Lelaki itu mengamati wajah Sasya dengan seksama dan sepertinya gadis itu tidak berbohong. Seketika, dia tersadar sesuatu.

"Hahaha...." Tawa pria itu terlihat puas sebelum kembali berkata, "ternyata kau buta, ya! Bocah nakal, kau pasti dibuang oleh kedua orang tuamu karna tidak berguna!"

"Tidak! Aku tidak nakal. Aku juga tidak dibuang orang tuaku karena mereka sudah meninggal," ucap Sasya lirih.

"Haa...?" Seketika lelaki itu berhenti tertawa. Diamatinya wajah Sasya dalam dalam kemudian, seperti sedang mencari satu kebenaran di sana.

"Anak nakal, ketahuilah bila jalan ini sangat jarang sekali dilalui manusia. Apalagi, saat malam. Kau harus secepatnya pergi dari sini!" titah lelaki itu sembari membuang pandang dari wajah Sasya.

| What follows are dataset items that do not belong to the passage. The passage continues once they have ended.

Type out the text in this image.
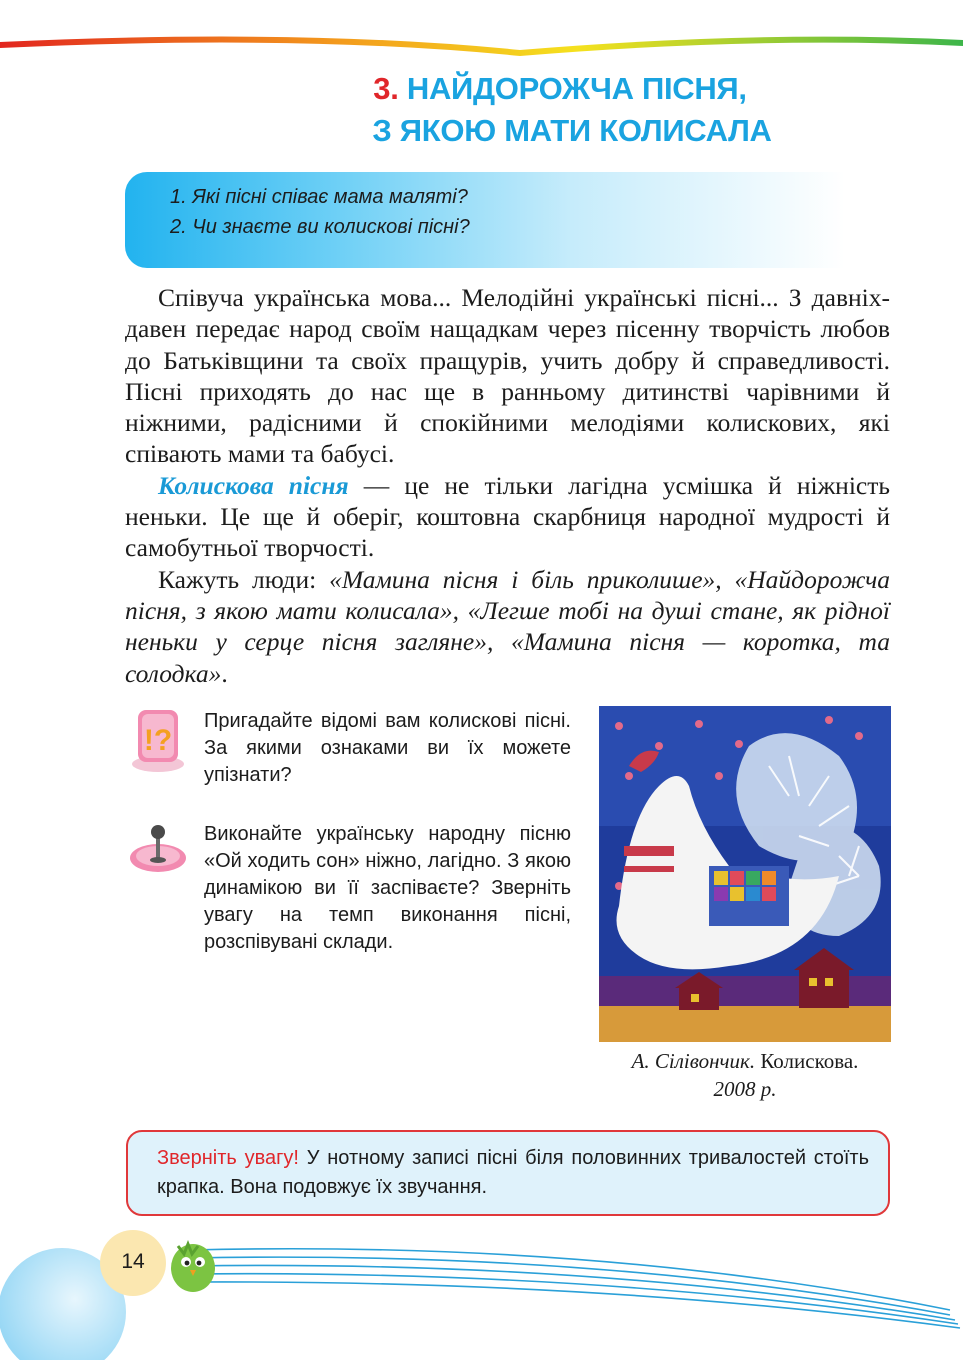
3. НАЙДОРОЖЧА ПІСНЯ,
З ЯКОЮ МАТИ КОЛИСАЛА
1. Які пісні співає мама маляті?
2. Чи знаєте ви колискові пісні?

Співуча українська мова... Мелодійні українські пісні... З давніх-давен передає народ своїм нащадкам через пісенну творчість любов до Батьківщини та своїх пращурів, учить добру й справедливості. Пісні приходять до нас ще в ранньому дитинстві чарівними й ніжними, радісними й спокійними мелодіями колискових, які співають мами та бабусі.

Колискова пісня — це не тільки лагідна усмішка й ніжність неньки. Це ще й оберіг, коштовна скарбниця народної мудрості й самобутньої творчості.

Кажуть люди: «Мамина пісня і біль приколише», «Найдорожча пісня, з якою мати колисала», «Легше тобі на душі стане, як рідної неньки у серце пісня загляне», «Мамина пісня — коротка, та солодка».

!?
Пригадайте відомі вам колискові пісні. За якими ознаками ви їх можете упізнати?
Виконайте українську народну пісню «Ой ходить сон» ніжно, лагідно. З якою динамікою ви її заспіваєте? Зверніть увагу на темп виконання пісні, розспівувані склади.
А. Сілівончик. Колискова.
2008 р.
Зверніть увагу! У нотному записі пісні біля половинних тривалостей стоїть крапка. Вона подовжує їх звучання.
14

"Jangan panggil aku anak nakal, Paman. Namaku Syadilla, atau Paman bisa memanggilku Sasya."

"Hmmm ... siapa yang peduli namamu!" katanya dengan senyum menyeringai.

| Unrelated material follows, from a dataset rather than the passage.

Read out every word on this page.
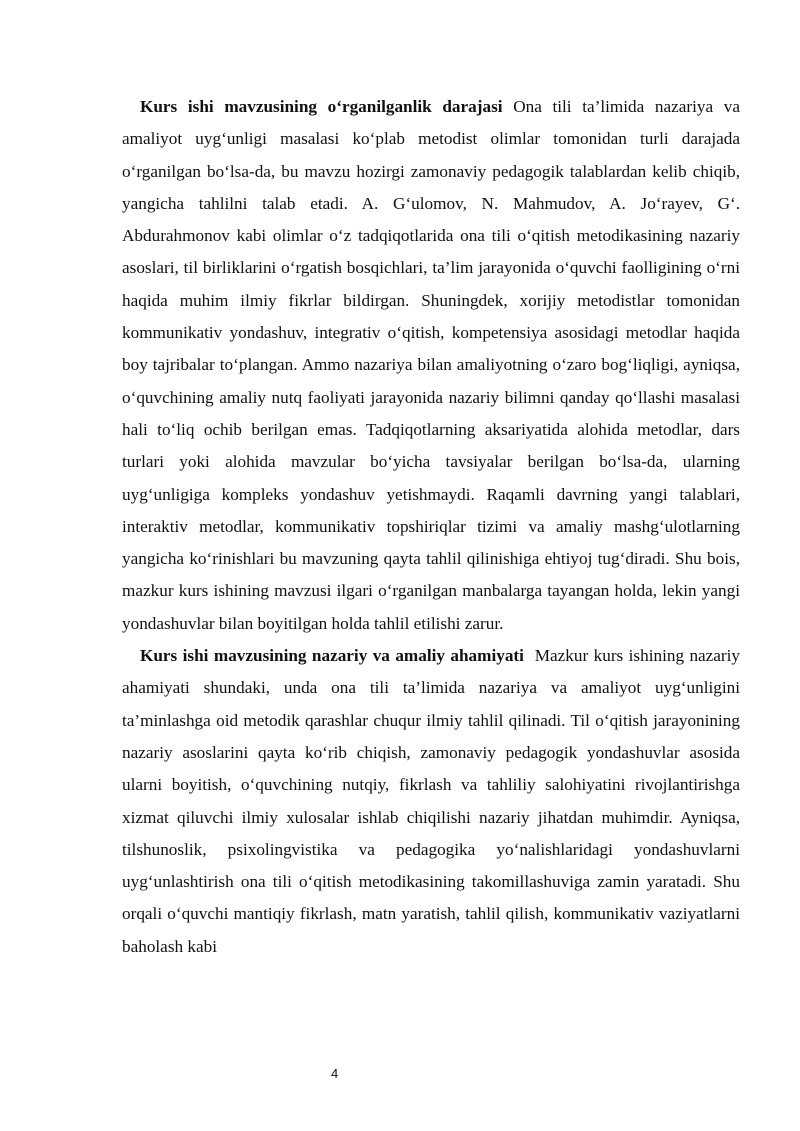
Kurs ishi mavzusining o‘rganilganlik darajasi Ona tili ta’limida nazariya va amaliyot uyg‘unligi masalasi ko‘plab metodist olimlar tomonidan turli darajada o‘rganilgan bo‘lsa-da, bu mavzu hozirgi zamonaviy pedagogik talablardan kelib chiqib, yangicha tahlilni talab etadi. A. G‘ulomov, N. Mahmudov, A. Jo‘rayev, G‘. Abdurahmonov kabi olimlar o‘z tadqiqotlarida ona tili o‘qitish metodikasining nazariy asoslari, til birliklarini o‘rgatish bosqichlari, ta’lim jarayonida o‘quvchi faolligining o‘rni haqida muhim ilmiy fikrlar bildirgan. Shuningdek, xorijiy metodistlar tomonidan kommunikativ yondashuv, integrativ o‘qitish, kompetensiya asosidagi metodlar haqida boy tajribalar to‘plangan. Ammo nazariya bilan amaliyotning o‘zaro bog‘liqligi, ayniqsa, o‘quvchining amaliy nutq faoliyati jarayonida nazariy bilimni qanday qo‘llashi masalasi hali to‘liq ochib berilgan emas. Tadqiqotlarning aksariyatida alohida metodlar, dars turlari yoki alohida mavzular bo‘yicha tavsiyalar berilgan bo‘lsa-da, ularning uyg‘unligiga kompleks yondashuv yetishmaydi. Raqamli davrning yangi talablari, interaktiv metodlar, kommunikativ topshiriqlar tizimi va amaliy mashg‘ulotlarning yangicha ko‘rinishlari bu mavzuning qayta tahlil qilinishiga ehtiyoj tug‘diradi. Shu bois, mazkur kurs ishining mavzusi ilgari o‘rganilgan manbalarga tayangan holda, lekin yangi yondashuvlar bilan boyitilgan holda tahlil etilishi zarur.

Kurs ishi mavzusining nazariy va amaliy ahamiyati Mazkur kurs ishining nazariy ahamiyati shundaki, unda ona tili ta’limida nazariya va amaliyot uyg‘unligini ta’minlashga oid metodik qarashlar chuqur ilmiy tahlil qilinadi. Til o‘qitish jarayonining nazariy asoslarini qayta ko‘rib chiqish, zamonaviy pedagogik yondashuvlar asosida ularni boyitish, o‘quvchining nutqiy, fikrlash va tahliliy salohiyatini rivojlantirishga xizmat qiluvchi ilmiy xulosalar ishlab chiqilishi nazariy jihatdan muhimdir. Ayniqsa, tilshunoslik, psixolingvistika va pedagogika yo‘nalishlaridagi yondashuvlarni uyg‘unlashtirish ona tili o‘qitish metodikasining takomillashuviga zamin yaratadi. Shu orqali o‘quvchi mantiqiy fikrlash, matn yaratish, tahlil qilish, kommunikativ vaziyatlarni baholash kabi

4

Sekilas si lelaki menatap wajah lugu bocah di depannya. Entah kenapa, tiba-tiba terselip rasa iba di hatinya. "Tapi, baiklah, kau bisa memanggilku Paman Juang!" Lelaki itu akhirnya ikut menyebutkan namanya.

"Paman Juang!" Sasya mengulang.

"Ya! Huuh....maaf aku harus segera pulang. Meski aku ingin membawamu, tapi istriku pasti tidak akan mengijinkan hal itu. Semoga nasibmu beruntung, Anak nakal!" Juang pun membalikkan badannya serta melangkah pergi meninggalkan Sasya seorang diri.

"Pamaaan....Paman...aku.." ucapan Sasya terputus karna menyadari lelaki itu pun juga telah menjauh pergi darinya.

Kembali Sasya terpekur memikirkan nasibnya. Dalam benak bocah polos itu tak henti bertanya: Kenapa orang dewasa sangat rumit? Tantenya membawanya jauh-jauh ke sini hanya untuk membuangnya. Dan, paman itu menanyakan banyak hal padanya, namun akhirnya berlalu begitu saja."

"Hey Anak nakal, cepat naik!"

"Haaa?" Sasya terperangah mendengar suara seseorang yang sukses membuyarkan lamunannya.

"Paman Juang? Ia kembali?" batin Sasya meragu.

"Hey, cepat naik ke atas gerobakku! Atau, kau akan mati kedinginan di sini dan lalu menjadi santapan binatang buas!"

Sasya terkesiap, namun secepatnya ia sadar apa yang harus dilakukan. Segera, ia melangkah maju dengan kedua tangannya terulur untuk meraba sesuatu di depannya. Tak lama tangannya pun menangkap sebuah balok kayu yang melintang. Benda itu juga dirakit dengan beberapa papan dan roda di bagian bawahnya.

"Benar, Paman ini benar-benar membawa sebuah gerobak!" batin Sasya. Ia pun segera memanjat serta mengangkat bobot tubuhnya dengan kedua tangan bertumpu pada balok tersebut.

"Uuups...!" Tubuh kecil Sasya terhempas masuk ke dalam gerobak. Seperti permadani nan empuk tapi terasa sedikit gatal, itulah yang ia rasakan pertama kali saat tubuhnya berhasil mendarat di atas kereta kayu itu.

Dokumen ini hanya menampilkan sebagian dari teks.